The Biblical Meaning
Most people encounter “part the hoof” in Leviticus 11, where God gives Moses dietary rules for the Israelites. The law sets out two requirements for a land animal to be considered clean: it must part the hoof, and it must chew the cud. Both traits are required. An animal with only one of the two is explicitly unclean.
Leviticus names specific examples to make the rule concrete. The camel chews the cud but does not have a fully split hoof, so it’s unclean. The rabbit (or hyrax) chews the cud but has paws, not hooves at all. And then there’s the pig, which is perhaps the most famous example: it has a perfectly divided hoof but does not chew the cud, so it fails the test. “The pig, because it has a divided hoof, but does not chew the cud, is unclean for you” (Leviticus 11:7).
Animals that pass both criteria include cattle, sheep, goats, and deer. These animals are all ruminants, meaning they have multi-chambered stomachs and repeatedly rechew partially digested food (the “cud”). The combination of split hooves and cud-chewing identifies a very specific biological group: the ruminant branch of even-toed ungulates.
Chewing the Cud and Parting the Hoof Together
The two-part test in Leviticus isn’t arbitrary from a zoological standpoint. Ruminants, the animals that both chew the cud and part the hoof, are herbivores with a specialized digestive system that thoroughly breaks down plant material. Pigs, by contrast, are omnivores that eat virtually anything. The dietary law effectively draws a line between grazing herbivores with a particular digestive biology and everything else.
In Jewish tradition, these laws are part of the kashrut (kosher) dietary system and remain observed today. Many Christian traditions view them as part of the old covenant and no longer binding, though some groups still follow them. Either way, “parting the hoof” remains one of the most recognizable phrases from biblical dietary law, and its meaning is straightforward: the hoof is visibly split into two.

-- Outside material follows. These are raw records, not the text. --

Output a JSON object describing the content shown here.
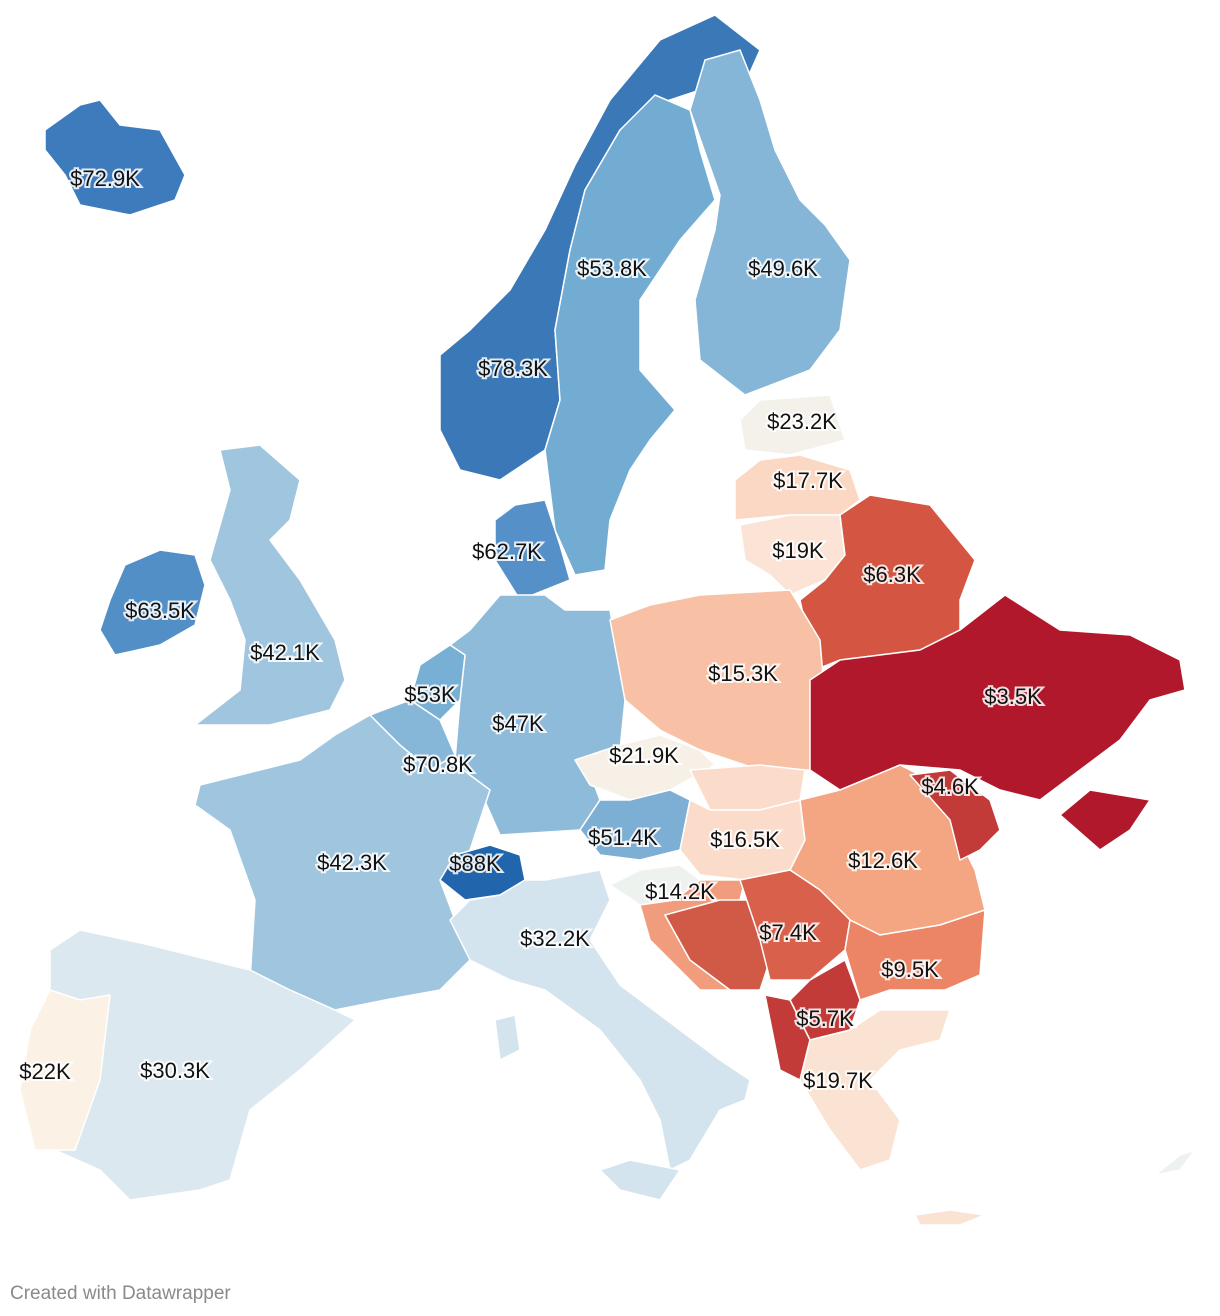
{
  "regions": [
    {
      "label": "$72.9K",
      "color": "#3d7bbd"
    },
    {
      "label": "$78.3K",
      "color": "#3b78b8"
    },
    {
      "label": "$53.8K",
      "color": "#72acd2"
    },
    {
      "label": "$49.6K",
      "color": "#85b6d7"
    },
    {
      "label": "$23.2K",
      "color": "#f3f1ea"
    },
    {
      "label": "$17.7K",
      "color": "#fbd8c4"
    },
    {
      "label": "$19K",
      "color": "#fbe4d6"
    },
    {
      "label": "$6.3K",
      "color": "#d45541"
    },
    {
      "label": "$62.7K",
      "color": "#5590c8"
    },
    {
      "label": "$63.5K",
      "color": "#528fc6"
    },
    {
      "label": "$42.1K",
      "color": "#a0c6df"
    },
    {
      "label": "$53K",
      "color": "#78afd4"
    },
    {
      "label": "$47K",
      "color": "#8fbbdb"
    },
    {
      "label": "$15.3K",
      "color": "#f8c1a6"
    },
    {
      "label": "$3.5K",
      "color": "#b2182b"
    },
    {
      "label": "$70.8K",
      "color": "#86b7d8"
    },
    {
      "label": "$21.9K",
      "color": "#f7f0e6"
    },
    {
      "label": "$4.6K",
      "color": "#c23b39"
    },
    {
      "label": "$42.3K",
      "color": "#9fc5df"
    },
    {
      "label": "$88K",
      "color": "#2166ac"
    },
    {
      "label": "$51.4K",
      "color": "#7dafd4"
    },
    {
      "label": "$16.5K",
      "color": "#fbdcca"
    },
    {
      "label": "$12.6K",
      "color": "#f4a582"
    },
    {
      "label": "$14.2K",
      "color": "#eef2ef"
    },
    {
      "label": "$32.2K",
      "color": "#d3e4ef"
    },
    {
      "label": "$7.4K",
      "color": "#d9604a"
    },
    {
      "label": "$9.5K",
      "color": "#ec8466"
    },
    {
      "label": "$5.7K",
      "color": "#c23b39"
    },
    {
      "label": "$19.7K",
      "color": "#fbe3d4"
    },
    {
      "label": "$30.3K",
      "color": "#dce8ef"
    },
    {
      "label": "$22K",
      "color": "#fbf1e4"
    }
  ],
  "credit": "Created with Datawrapper"
}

Quick Reference: Parted vs. Solid Hooves
- Parted (cloven) hooves: cattle, sheep, goats, deer, pigs, giraffes, antelope, bison
- Solid hooves: horses, donkeys, zebras
- Multi-toed (three toes): rhinos, tapirs
All animals with parted hooves are even-toed ungulates. But as the biblical laws make clear, having a parted hoof alone doesn’t tell the whole story. The pig is the classic proof: cloven-hoofed, yes, but not a cud-chewer, and that single difference has shaped dietary rules for thousands of years.